In 2015, we have already seen stocks crash all over the globe.  Coming into December, more than half of the 93 largest stock market indexes in the world were down more than 10 percent year to date, and some of them were down by as much as 30 or 40 percent.  At this point, conditions are absolutely perfect for a frightening collapse of U.S. markets, and the Federal Reserve is about to pour gasoline on to the fire.

Anyone that says that “nothing is happening” is either completely misinformed or is totally crazy.

I like how James Howard Kunstler summarized what we are currently facing…

Equities barfed nearly four percent just last week, credit is crumbling (nobody wants to lend), junk bonds are tanking (as defaults loom), currencies all around the world are crashing, hedge funds can’t give investors their money back, “liquidity” is AWOL (no buyers for janky securities), commodities are in freefall, oil is going so deep into the sub-basement of value that the industry may never recover, international trade is evaporating, the president is doing everything possible in Syria to start World War Three, and the monster called globalism is lying in its coffin with a stake pointed over its heart.

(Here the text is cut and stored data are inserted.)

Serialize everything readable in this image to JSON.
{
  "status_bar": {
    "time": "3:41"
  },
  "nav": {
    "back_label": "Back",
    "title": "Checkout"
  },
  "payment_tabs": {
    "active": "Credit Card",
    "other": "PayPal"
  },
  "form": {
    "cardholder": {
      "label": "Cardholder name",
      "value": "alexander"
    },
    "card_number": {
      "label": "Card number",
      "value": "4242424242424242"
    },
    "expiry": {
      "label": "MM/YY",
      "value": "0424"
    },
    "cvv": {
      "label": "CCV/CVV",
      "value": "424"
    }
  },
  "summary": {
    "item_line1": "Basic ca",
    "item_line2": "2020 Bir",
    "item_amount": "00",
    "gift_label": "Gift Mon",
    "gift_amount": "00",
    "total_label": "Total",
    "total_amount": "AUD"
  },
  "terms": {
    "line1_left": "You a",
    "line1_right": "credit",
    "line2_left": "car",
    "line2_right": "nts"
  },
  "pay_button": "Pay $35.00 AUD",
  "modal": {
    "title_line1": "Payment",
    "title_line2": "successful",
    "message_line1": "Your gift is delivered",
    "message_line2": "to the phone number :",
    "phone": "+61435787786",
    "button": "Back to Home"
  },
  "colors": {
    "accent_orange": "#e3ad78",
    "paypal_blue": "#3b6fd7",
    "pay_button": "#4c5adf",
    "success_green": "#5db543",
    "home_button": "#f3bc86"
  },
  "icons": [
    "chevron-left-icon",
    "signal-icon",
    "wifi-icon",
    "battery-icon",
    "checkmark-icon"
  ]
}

The financial markets held together far longer than many people thought that they would, but now they are finally coming apart at the seams.

Moving forward, the “winners” are going to be the people that pull their money out the fastest.  This is especially true for high risk funds like the three that just imploded.  If you hesitate, you could end up losing everything.

And as this rush for the exits accelerates, sellers are going to greatly outnumber buyers, and this is going to push prices down at a very rapid pace.  We are going to hear a lot about a “lack of liquidity” in the days ahead, but the truth is that what we will really be looking at is a good old-fashioned panic.